A mesma camisa vermelha no corpo ossudo e comprido do pai e na silhueta suave e debochada do filho. Os dois andam lado a lado e sentam-se à mesa para abrir uma conta. “Uma conta bancária para este menino”, diz, alegre. Em nada são parecidos, a não ser pela camisa. O menino se esforça para se distinguir da sobriedade do pai, e usa um boné displicentemente colocado sobre uma cabeleira vasta e clarificada, arrumada em uma longa franja que para um pouco acima dos seus olhos. Na camisa dos dois, o nome do pai e um número embaixo, que pode ser um telefone ou uma matrícula. Talvez trabalhe junto com ele, talvez esteja lhe ensinando um ofício. Talvez não tenha outra camisa para usar. Pode ser orgulho do pai, ou pode ser que o pai o obrigue para fazer propaganda de sua prestação de serviço, e ele não vê a hora de ser desassociado daquela figura dominante.
Ainda não está livre da presença paterna, não completamente. Seu contrato de conta terá de ser assinado pelos dois e sua vida financeira será mediada até que atinja a maioridade, mas ele parece se importar pouco com isso. Parece se importar pouco com pouca coisa, na verdade. Responde as perguntas do cadastro com uma desatenção irritante, e o pai o corrige entre a raiva e a vergonha, sempre exigindo que acorde para a vida ao final de cada resposta corrigida.
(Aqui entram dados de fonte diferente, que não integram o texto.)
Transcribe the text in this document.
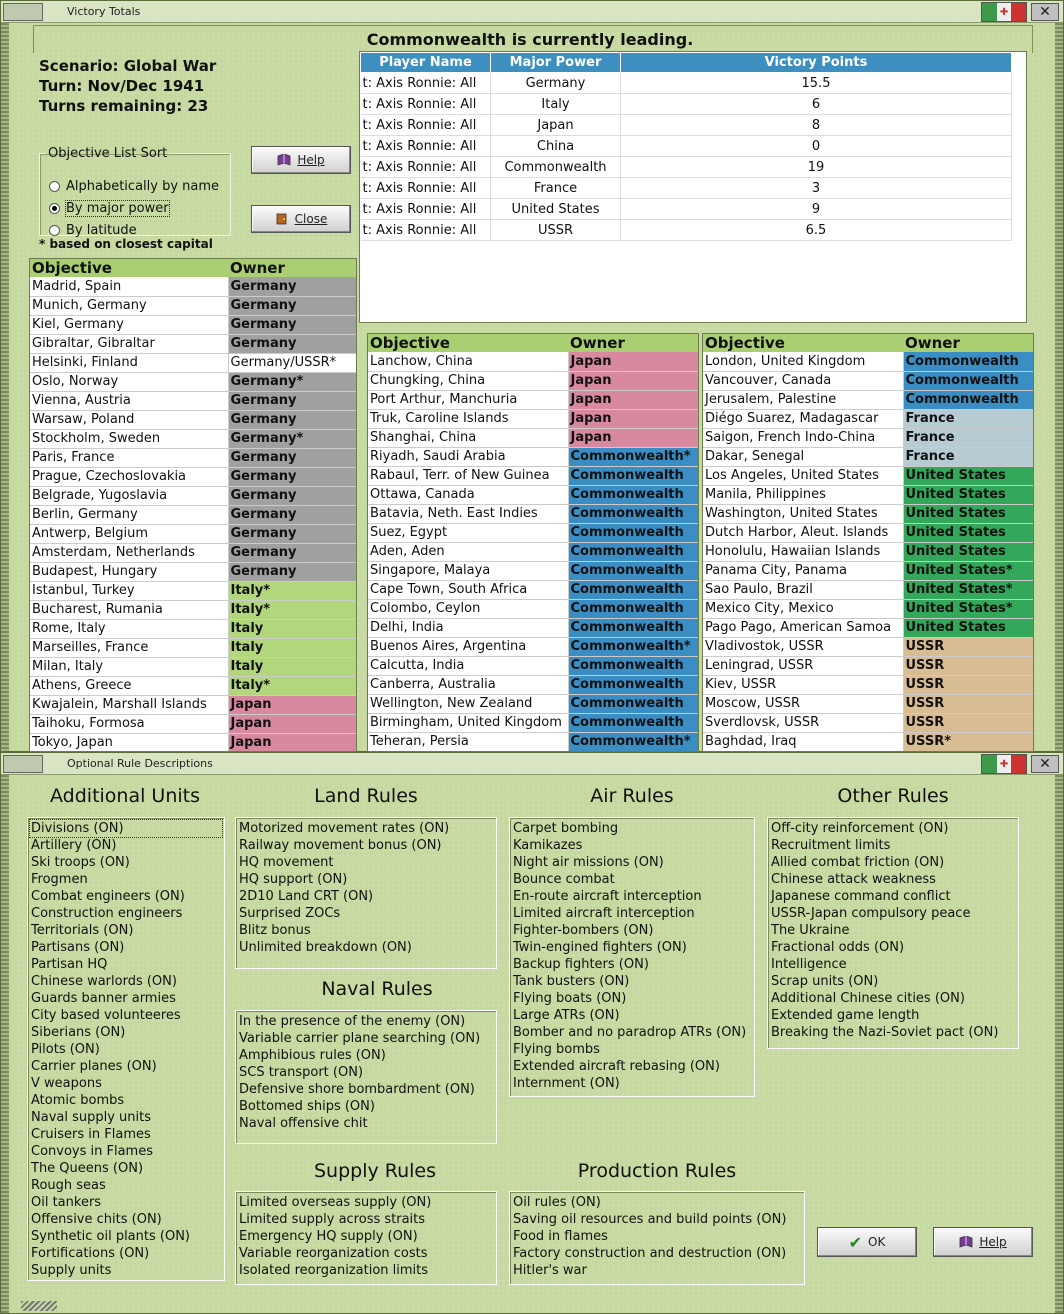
Victory Totals	✚	✕
Commonwealth is currently leading.
Scenario: Global War
Turn: Nov/Dec 1941
Turns remaining: 23
Objective List Sort
Alphabetically by name
By major power
By latitude
Help
Close
* based on closest capital
Player Name	Major Power	Victory Points
t: Axis Ronnie: All	Germany	15.5
t: Axis Ronnie: All	Italy	6
t: Axis Ronnie: All	Japan	8
t: Axis Ronnie: All	China	0
t: Axis Ronnie: All	Commonwealth	19
t: Axis Ronnie: All	France	3
t: Axis Ronnie: All	United States	9
t: Axis Ronnie: All	USSR	6.5
Objective	Owner
Madrid, Spain	Germany
Munich, Germany	Germany
Kiel, Germany	Germany
Gibraltar, Gibraltar	Germany
Helsinki, Finland	Germany/USSR*
Oslo, Norway	Germany*
Vienna, Austria	Germany
Warsaw, Poland	Germany
Stockholm, Sweden	Germany*
Paris, France	Germany
Prague, Czechoslovakia	Germany
Belgrade, Yugoslavia	Germany
Berlin, Germany	Germany
Antwerp, Belgium	Germany
Amsterdam, Netherlands	Germany
Budapest, Hungary	Germany
Istanbul, Turkey	Italy*
Bucharest, Rumania	Italy*
Rome, Italy	Italy
Marseilles, France	Italy
Milan, Italy	Italy
Athens, Greece	Italy*
Kwajalein, Marshall Islands	Japan
Taihoku, Formosa	Japan
Tokyo, Japan	Japan
Objective	Owner
Lanchow, China	Japan
Chungking, China	Japan
Port Arthur, Manchuria	Japan
Truk, Caroline Islands	Japan
Shanghai, China	Japan
Riyadh, Saudi Arabia	Commonwealth*
Rabaul, Terr. of New Guinea	Commonwealth
Ottawa, Canada	Commonwealth
Batavia, Neth. East Indies	Commonwealth
Suez, Egypt	Commonwealth
Aden, Aden	Commonwealth
Singapore, Malaya	Commonwealth
Cape Town, South Africa	Commonwealth
Colombo, Ceylon	Commonwealth
Delhi, India	Commonwealth
Buenos Aires, Argentina	Commonwealth*
Calcutta, India	Commonwealth
Canberra, Australia	Commonwealth
Wellington, New Zealand	Commonwealth
Birmingham, United Kingdom	Commonwealth
Teheran, Persia	Commonwealth*
Objective	Owner
London, United Kingdom	Commonwealth
Vancouver, Canada	Commonwealth
Jerusalem, Palestine	Commonwealth
Diégo Suarez, Madagascar	France
Saigon, French Indo-China	France
Dakar, Senegal	France
Los Angeles, United States	United States
Manila, Philippines	United States
Washington, United States	United States
Dutch Harbor, Aleut. Islands	United States
Honolulu, Hawaiian Islands	United States
Panama City, Panama	United States*
Sao Paulo, Brazil	United States*
Mexico City, Mexico	United States*
Pago Pago, American Samoa	United States
Vladivostok, USSR	USSR
Leningrad, USSR	USSR
Kiev, USSR	USSR
Moscow, USSR	USSR
Sverdlovsk, USSR	USSR
Baghdad, Iraq	USSR*
Optional Rule Descriptions	✚	✕
Additional Units
Divisions (ON)
Artillery (ON)
Ski troops (ON)
Frogmen
Combat engineers (ON)
Construction engineers
Territorials (ON)
Partisans (ON)
Partisan HQ
Chinese warlords (ON)
Guards banner armies
City based volunteeres
Siberians (ON)
Pilots (ON)
Carrier planes (ON)
V weapons
Atomic bombs
Naval supply units
Cruisers in Flames
Convoys in Flames
The Queens (ON)
Rough seas
Oil tankers
Offensive chits (ON)
Synthetic oil plants (ON)
Fortifications (ON)
Supply units
Land Rules
Motorized movement rates (ON)
Railway movement bonus (ON)
HQ movement
HQ support (ON)
2D10 Land CRT (ON)
Surprised ZOCs
Blitz bonus
Unlimited breakdown (ON)
Naval Rules
In the presence of the enemy (ON)
Variable carrier plane searching (ON)
Amphibious rules (ON)
SCS transport (ON)
Defensive shore bombardment (ON)
Bottomed ships (ON)
Naval offensive chit
Supply Rules
Limited overseas supply (ON)
Limited supply across straits
Emergency HQ supply (ON)
Variable reorganization costs
Isolated reorganization limits
Air Rules
Carpet bombing
Kamikazes
Night air missions (ON)
Bounce combat
En-route aircraft interception
Limited aircraft interception
Fighter-bombers (ON)
Twin-engined fighters (ON)
Backup fighters (ON)
Tank busters (ON)
Flying boats (ON)
Large ATRs (ON)
Bomber and no paradrop ATRs (ON)
Flying bombs
Extended aircraft rebasing (ON)
Internment (ON)
Production Rules
Oil rules (ON)
Saving oil resources and build points (ON)
Food in flames
Factory construction and destruction (ON)
Hitler's war
Other Rules
Off-city reinforcement (ON)
Recruitment limits
Allied combat friction (ON)
Chinese attack weakness
Japanese command conflict
USSR-Japan compulsory peace
The Ukraine
Fractional odds (ON)
Intelligence
Scrap units (ON)
Additional Chinese cities (ON)
Extended game length
Breaking the Nazi-Soviet pact (ON)
✔ OK	Help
Vê-se que é uma batalha perdida, o menino está presente em corpo, mas sua mente vagueia por sabe-se lá quais veredas dos sonhos esses millennials habitam hoje.
Vê-se que é uma batalha perdida, o menino está presente em corpo, mas sua mente vagueia por sabe-se lá quais veredas dos sonhos esses millennials habitam hoje.
A razão pela qual os dois estão ali logo se revela a quem quiser ver. É por causa do pai, que quer dar lições práticas da escola da vida para o filho letárgico e pronto para o fracasso burocrático do dia a dia. Pega a caneta e fala “aqui você tem que dar um visto. O meu visto é assim ó”, e faz voltas maravilhosas com uma esferográfica azul, incitando o menino a tentar algo parecido, mas este se limita a escrever o primeiro nome com a cultura gráfica de uma criança da terceira série. Responde mais algumas perguntas erradas, assina alguns documentos de maneira errada e se levanta da mesa sem esboçar nenhuma reação diferente da que apresentou ante o que bem pode ter sido seu primeiro vislumbre da vida adulta. O pai não. Tenta ainda, com gestos e perguntas genuinamente interessadas, mostrar para o filho como deve se portar diante de grandes corporações e instituições prementes do que provavelmente considera como uma vida de sucesso. Mas não esconde a frustração quando olha para o lado e vê o jovem desinteressado e com o olhar perdido ante a pilha de papeis que passou por suas mãos.
O menino não liga. Não se importa com a conta bancária, nem com o cartão que vai receber em poucos dias. Não é que não goste de dinheiro. Seu celular, boné, cabelo e brincos acusam contra um possível desapego materialista. Simplesmente não entende o que o pai tentou fazer por ele neste dia. O pai espera que a ficha caia. Mas não sabe o que fazer enquanto espera.